Dubai Airports a annoncé, dans un communiqué, l'annulation depuis l'accident de 237 vols au départ et à l'arrivée. Vingt-quatre autres vols ont été déroutés sur des aéroports voisins, a ajouté l'opérateur en pariant sur un retour à la normale dans les 48 heures.
Il a ajouté que l'aéroport de Dubaï continuait de fonctionner avec une «capacité réduite», n'utilisant que l'une de ses deux pistes.
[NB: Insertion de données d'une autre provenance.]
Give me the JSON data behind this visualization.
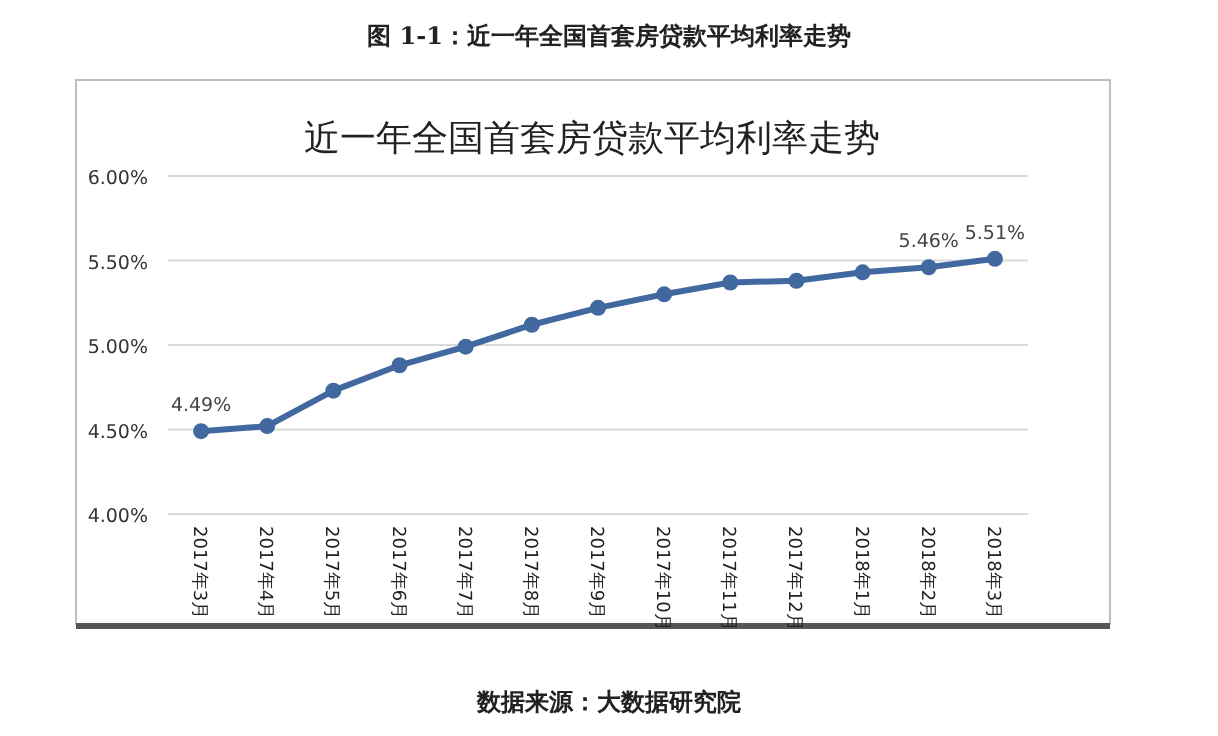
{
  "chart_data": {
    "type": "line",
    "title": "近一年全国首套房贷款平均利率走势",
    "categories": [
      "2017年3月",
      "2017年4月",
      "2017年5月",
      "2017年6月",
      "2017年7月",
      "2017年8月",
      "2017年9月",
      "2017年10月",
      "2017年11月",
      "2017年12月",
      "2018年1月",
      "2018年2月",
      "2018年3月"
    ],
    "series": [
      {
        "color": "#41689f",
        "values": [
          4.49,
          4.52,
          4.73,
          4.88,
          4.99,
          5.12,
          5.22,
          5.3,
          5.37,
          5.38,
          5.43,
          5.46,
          5.51
        ],
        "value_labels": [
          "4.49%",
          null,
          null,
          null,
          null,
          null,
          null,
          null,
          null,
          null,
          null,
          "5.46%",
          "5.51%"
        ]
      }
    ],
    "ylim": [
      4,
      6
    ],
    "yticks": [
      {
        "value": 4,
        "label": "4.00%"
      },
      {
        "value": 4.5,
        "label": "4.50%"
      },
      {
        "value": 5,
        "label": "5.00%"
      },
      {
        "value": 5.5,
        "label": "5.50%"
      },
      {
        "value": 6,
        "label": "6.00%"
      }
    ],
    "grid": "y",
    "marker": "circle",
    "line_style": "solid",
    "annotations": [
      "图 1-1：近一年全国首套房贷款平均利率走势",
      "数据来源：大数据研究院"
    ]
  }
}
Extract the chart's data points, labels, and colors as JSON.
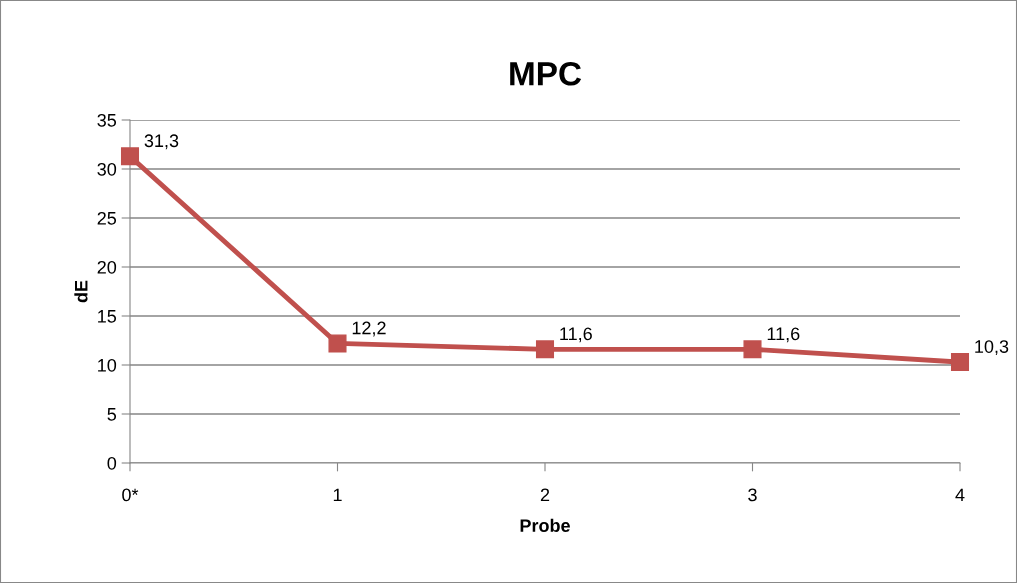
{
  "chart_data": {
    "type": "line",
    "title": "MPC",
    "xlabel": "Probe",
    "ylabel": "dE",
    "categories": [
      "0*",
      "1",
      "2",
      "3",
      "4"
    ],
    "series": [
      {
        "color": "#c0504d",
        "values": [
          31.3,
          12.2,
          11.6,
          11.6,
          10.3
        ],
        "value_labels": [
          "31,3",
          "12,2",
          "11,6",
          "11,6",
          "10,3"
        ]
      }
    ],
    "ylim": [
      0,
      35
    ],
    "yticks": [
      0,
      5,
      10,
      15,
      20,
      25,
      30,
      35
    ],
    "grid": "y",
    "marker": "square",
    "line_style": "solid",
    "legend": false
  }
}
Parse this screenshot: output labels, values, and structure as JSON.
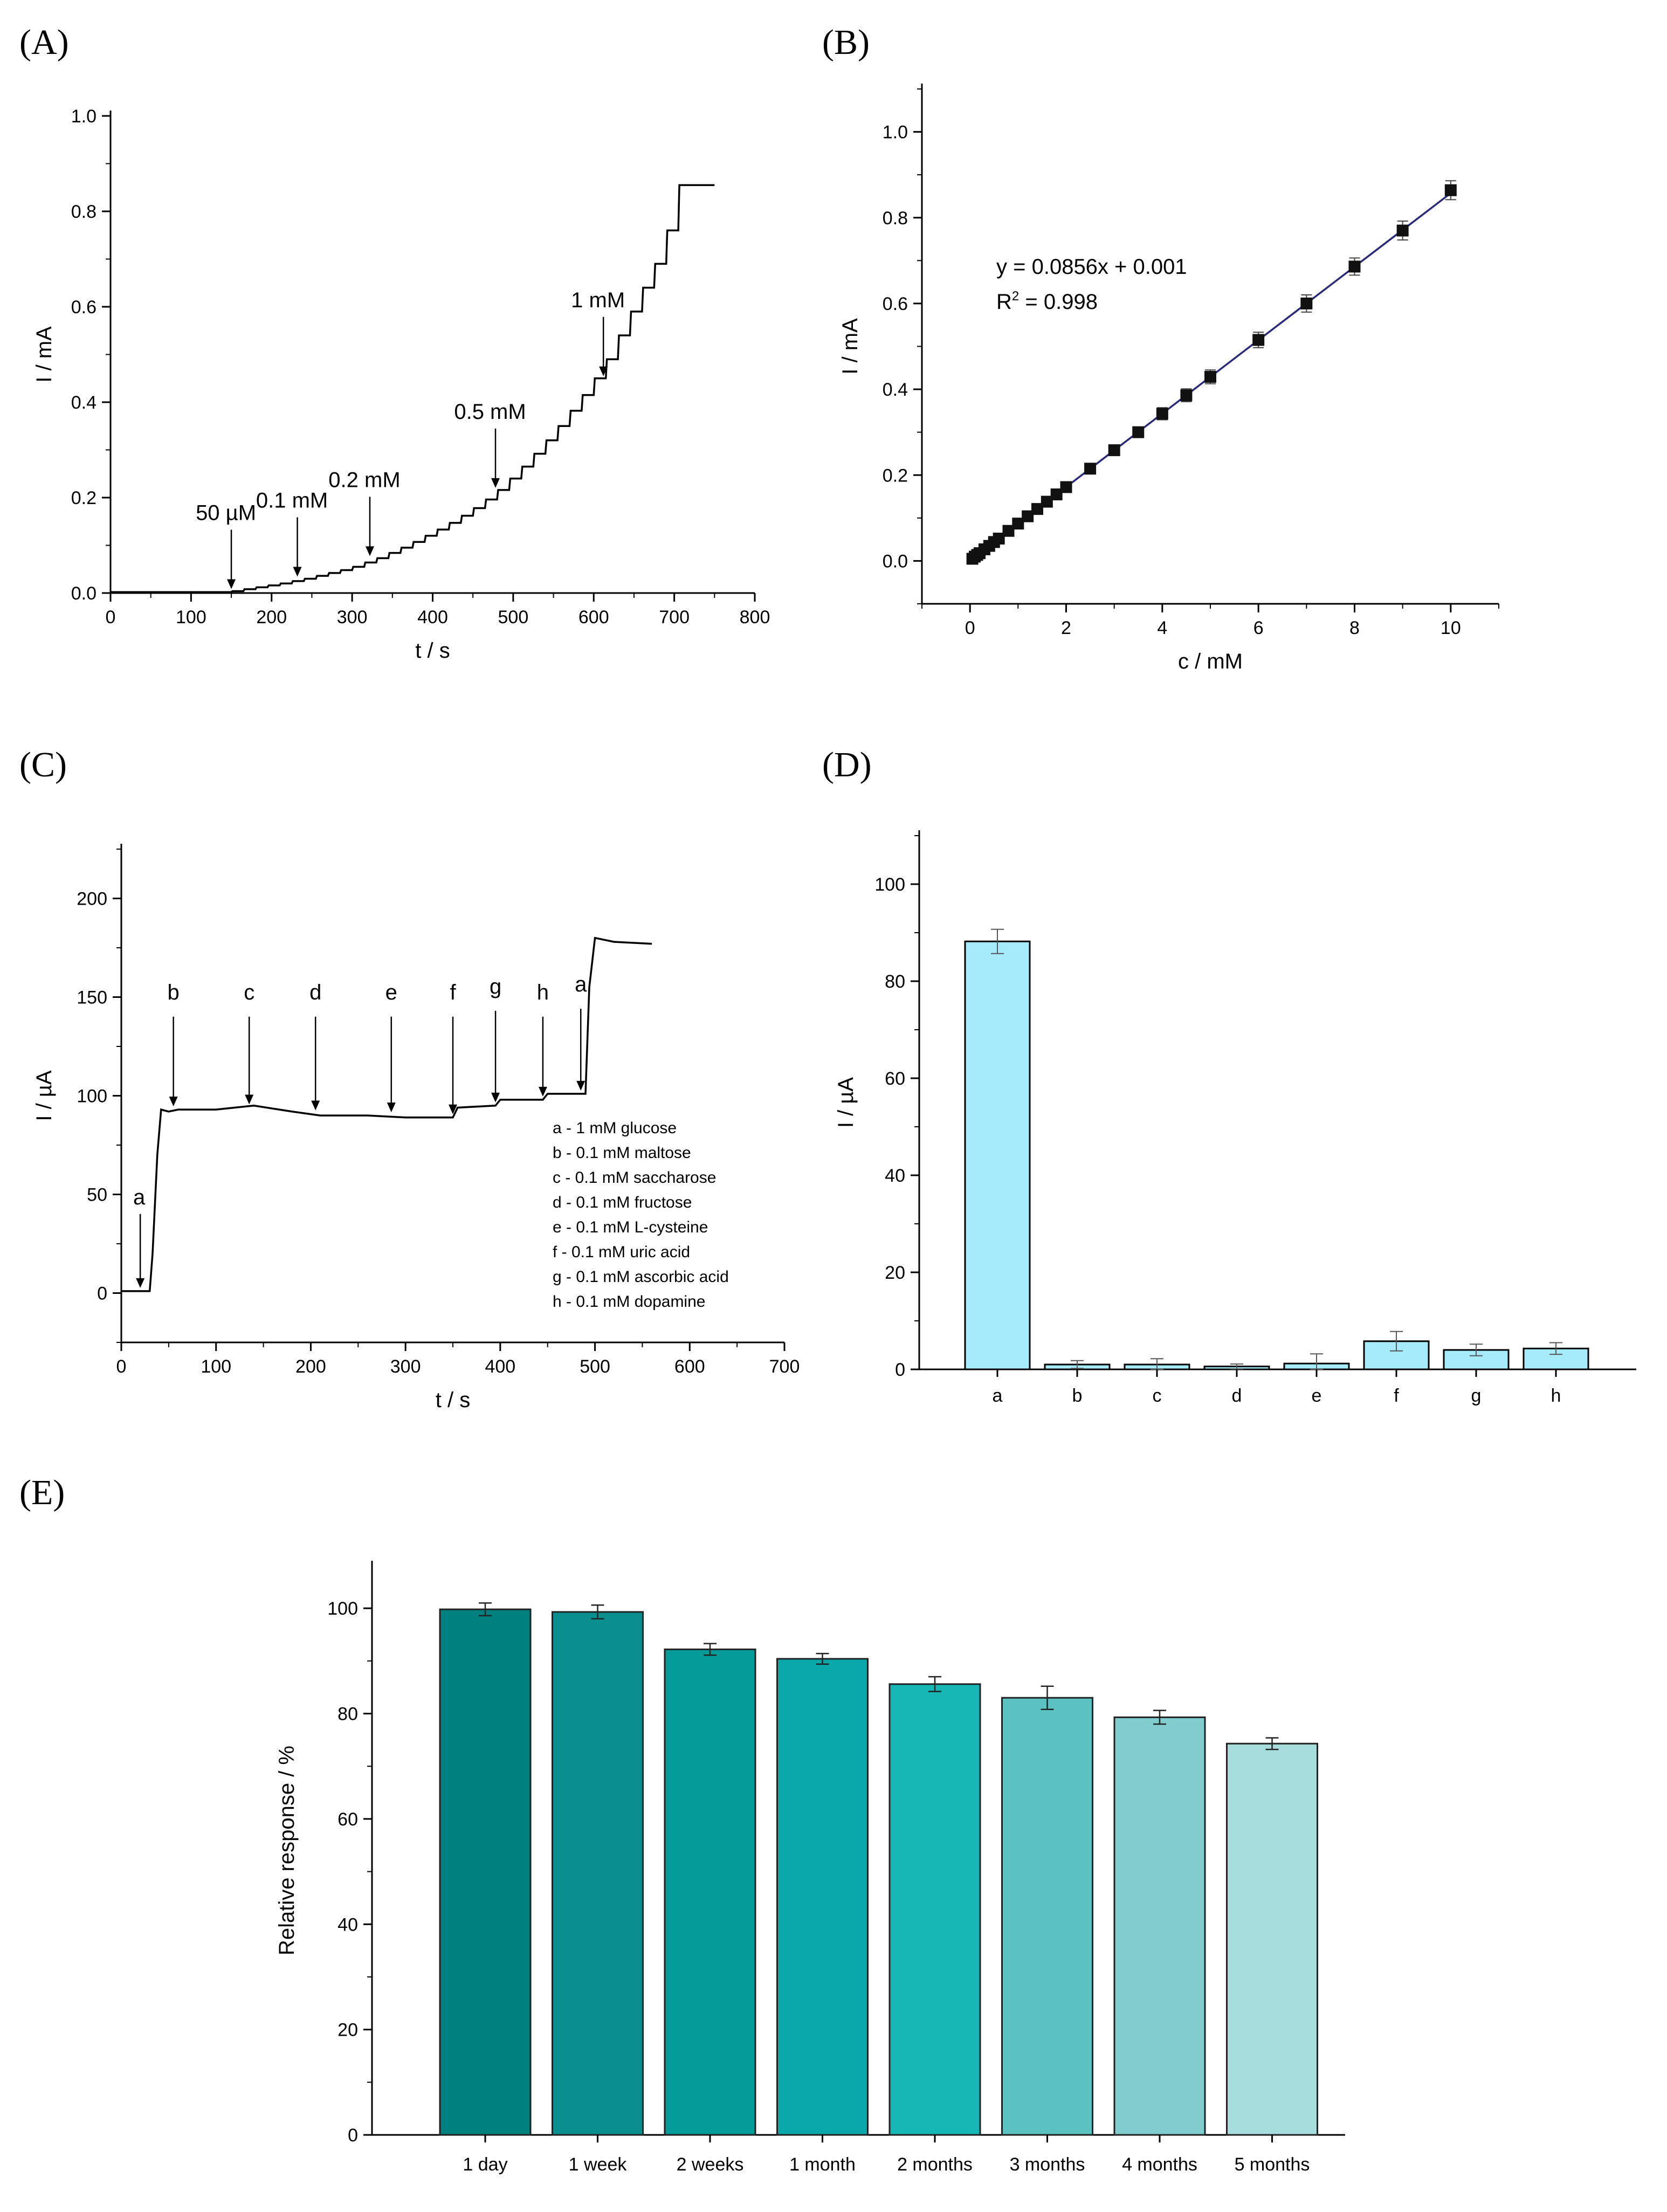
{
  "panel_labels": [
    "(A)",
    "(B)",
    "(C)",
    "(D)",
    "(E)"
  ],
  "colors": {
    "line": "#000000",
    "fit_line": "#2a2a7a",
    "bar_d": "#a6ebfb",
    "bars_e": [
      "#00807f",
      "#0a8f8e",
      "#059b99",
      "#0aa8a8",
      "#17b7b5",
      "#5bc2c1",
      "#81cccc",
      "#a7dcdc"
    ]
  },
  "chart_data": [
    {
      "id": "A",
      "type": "line",
      "title": "",
      "xlabel": "t / s",
      "ylabel": "I / mA",
      "xlim": [
        0,
        800
      ],
      "ylim": [
        0,
        1.0
      ],
      "xticks": [
        "0",
        "100",
        "200",
        "300",
        "400",
        "500",
        "600",
        "700",
        "800"
      ],
      "yticks": [
        "0.0",
        "0.2",
        "0.4",
        "0.6",
        "0.8",
        "1.0"
      ],
      "steps": {
        "start_time": 150,
        "end_time": 750,
        "times": [
          150,
          165,
          180,
          195,
          210,
          225,
          240,
          255,
          270,
          285,
          300,
          315,
          330,
          345,
          360,
          375,
          390,
          405,
          420,
          435,
          450,
          465,
          480,
          495,
          510,
          525,
          540,
          555,
          570,
          585,
          600,
          615,
          630,
          645,
          660,
          675,
          690,
          705
        ],
        "values": [
          0.004,
          0.008,
          0.012,
          0.016,
          0.02,
          0.025,
          0.03,
          0.036,
          0.042,
          0.048,
          0.055,
          0.064,
          0.073,
          0.084,
          0.095,
          0.107,
          0.12,
          0.133,
          0.147,
          0.162,
          0.178,
          0.196,
          0.216,
          0.24,
          0.265,
          0.292,
          0.32,
          0.35,
          0.382,
          0.415,
          0.45,
          0.49,
          0.54,
          0.59,
          0.64,
          0.69,
          0.76,
          0.855
        ]
      },
      "annotations": [
        {
          "text": "50 µM",
          "x": 150,
          "y": 0.004
        },
        {
          "text": "0.1 mM",
          "x": 232,
          "y": 0.03
        },
        {
          "text": "0.2 mM",
          "x": 322,
          "y": 0.073
        },
        {
          "text": "0.5 mM",
          "x": 478,
          "y": 0.216
        },
        {
          "text": "1 mM",
          "x": 612,
          "y": 0.45
        }
      ]
    },
    {
      "id": "B",
      "type": "scatter",
      "title": "",
      "xlabel": "c / mM",
      "ylabel": "I / mA",
      "xlim": [
        -1,
        11
      ],
      "ylim": [
        -0.1,
        1.1
      ],
      "xticks": [
        "0",
        "2",
        "4",
        "6",
        "8",
        "10"
      ],
      "yticks": [
        "0.0",
        "0.2",
        "0.4",
        "0.6",
        "0.8",
        "1.0"
      ],
      "x": [
        0.05,
        0.1,
        0.15,
        0.2,
        0.3,
        0.4,
        0.5,
        0.6,
        0.8,
        1.0,
        1.2,
        1.4,
        1.6,
        1.8,
        2.0,
        2.5,
        3.0,
        3.5,
        4.0,
        4.5,
        5.0,
        6.0,
        7.0,
        8.0,
        9.0,
        10.0
      ],
      "y": [
        0.005,
        0.01,
        0.014,
        0.018,
        0.027,
        0.035,
        0.044,
        0.052,
        0.07,
        0.087,
        0.104,
        0.121,
        0.138,
        0.155,
        0.172,
        0.215,
        0.258,
        0.3,
        0.343,
        0.386,
        0.429,
        0.515,
        0.6,
        0.686,
        0.77,
        0.864
      ],
      "yerr": [
        0.003,
        0.003,
        0.003,
        0.003,
        0.004,
        0.004,
        0.004,
        0.004,
        0.005,
        0.005,
        0.005,
        0.006,
        0.006,
        0.006,
        0.007,
        0.008,
        0.009,
        0.012,
        0.014,
        0.015,
        0.016,
        0.018,
        0.02,
        0.02,
        0.022,
        0.022
      ],
      "fit": {
        "slope": 0.0856,
        "intercept": 0.001
      },
      "equation": "y = 0.0856x + 0.001",
      "r2_prefix": "R",
      "r2_sup": "2",
      "r2_value": " = 0.998"
    },
    {
      "id": "C",
      "type": "line",
      "title": "",
      "xlabel": "t / s",
      "ylabel": "I / µA",
      "xlim": [
        0,
        700
      ],
      "ylim": [
        -25,
        225
      ],
      "xticks": [
        "0",
        "100",
        "200",
        "300",
        "400",
        "500",
        "600",
        "700"
      ],
      "yticks": [
        "0",
        "50",
        "100",
        "150",
        "200"
      ],
      "x": [
        0,
        30,
        33,
        38,
        42,
        50,
        60,
        100,
        140,
        180,
        210,
        260,
        300,
        350,
        355,
        395,
        400,
        445,
        450,
        490,
        494,
        500,
        520,
        560
      ],
      "y": [
        1,
        1,
        20,
        70,
        93,
        92,
        93,
        93,
        95,
        92,
        90,
        90,
        89,
        89,
        94,
        95,
        98,
        98,
        101,
        101,
        155,
        180,
        178,
        177
      ],
      "annotations": [
        {
          "text": "a",
          "x": 20,
          "y": 1,
          "label_y": 45
        },
        {
          "text": "b",
          "x": 55,
          "y": 93,
          "label_y": 145
        },
        {
          "text": "c",
          "x": 135,
          "y": 94,
          "label_y": 145
        },
        {
          "text": "d",
          "x": 205,
          "y": 91,
          "label_y": 145
        },
        {
          "text": "e",
          "x": 285,
          "y": 90,
          "label_y": 145
        },
        {
          "text": "f",
          "x": 350,
          "y": 89,
          "label_y": 145
        },
        {
          "text": "g",
          "x": 395,
          "y": 95,
          "label_y": 148
        },
        {
          "text": "h",
          "x": 445,
          "y": 98,
          "label_y": 145
        },
        {
          "text": "a",
          "x": 485,
          "y": 101,
          "label_y": 149
        }
      ],
      "legend": [
        "a - 1 mM glucose",
        "b - 0.1 mM maltose",
        "c - 0.1 mM saccharose",
        "d - 0.1 mM fructose",
        "e - 0.1 mM L-cysteine",
        "f -  0.1 mM uric acid",
        "g - 0.1 mM ascorbic acid",
        "h - 0.1 mM dopamine"
      ]
    },
    {
      "id": "D",
      "type": "bar",
      "title": "",
      "xlabel": "",
      "ylabel": "I / µA",
      "ylim": [
        0,
        110
      ],
      "yticks": [
        "0",
        "20",
        "40",
        "60",
        "80",
        "100"
      ],
      "categories": [
        "a",
        "b",
        "c",
        "d",
        "e",
        "f",
        "g",
        "h"
      ],
      "values": [
        88.2,
        1.0,
        1.0,
        0.6,
        1.2,
        5.8,
        4.0,
        4.3
      ],
      "yerr": [
        2.5,
        0.8,
        1.2,
        0.5,
        2.0,
        2.0,
        1.2,
        1.2
      ]
    },
    {
      "id": "E",
      "type": "bar",
      "title": "",
      "xlabel": "",
      "ylabel": "Relative response / %",
      "ylim": [
        0,
        108
      ],
      "yticks": [
        "0",
        "20",
        "40",
        "60",
        "80",
        "100"
      ],
      "categories": [
        "1 day",
        "1 week",
        "2 weeks",
        "1 month",
        "2 months",
        "3 months",
        "4 months",
        "5 months"
      ],
      "values": [
        99.8,
        99.3,
        92.2,
        90.4,
        85.6,
        83.0,
        79.3,
        74.3
      ],
      "yerr": [
        1.2,
        1.3,
        1.1,
        1.0,
        1.4,
        2.2,
        1.3,
        1.1
      ]
    }
  ]
}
En ce qui concerne ses propres opérations, la compagnie Emirates, qui appartient à l'émirat de Dubaï, a indiqué que ses «vols seraient perturbés pendant les prochaines 36 heures», en rappelant que l'aéroport avait été fermé pendant six heures mercredi. Elle a précisé avoir annulé 27 vols mercredi et dérouté 23 autres, ce qui a affecté plus de 23.000 de ses passagers.
Les enquêteurs s'emploient à récupérer les boîtes noires. Les débris de l'appareil doivent être déplacés dans un hangar pour analyse, a ajouté l'aviation civile.
Les documents de l'avion et ceux des pilotes ont été sécurisés et un rapport préliminaire sur les raisons de l'accident doit être publié dans un mois, a-t-elle ajouté.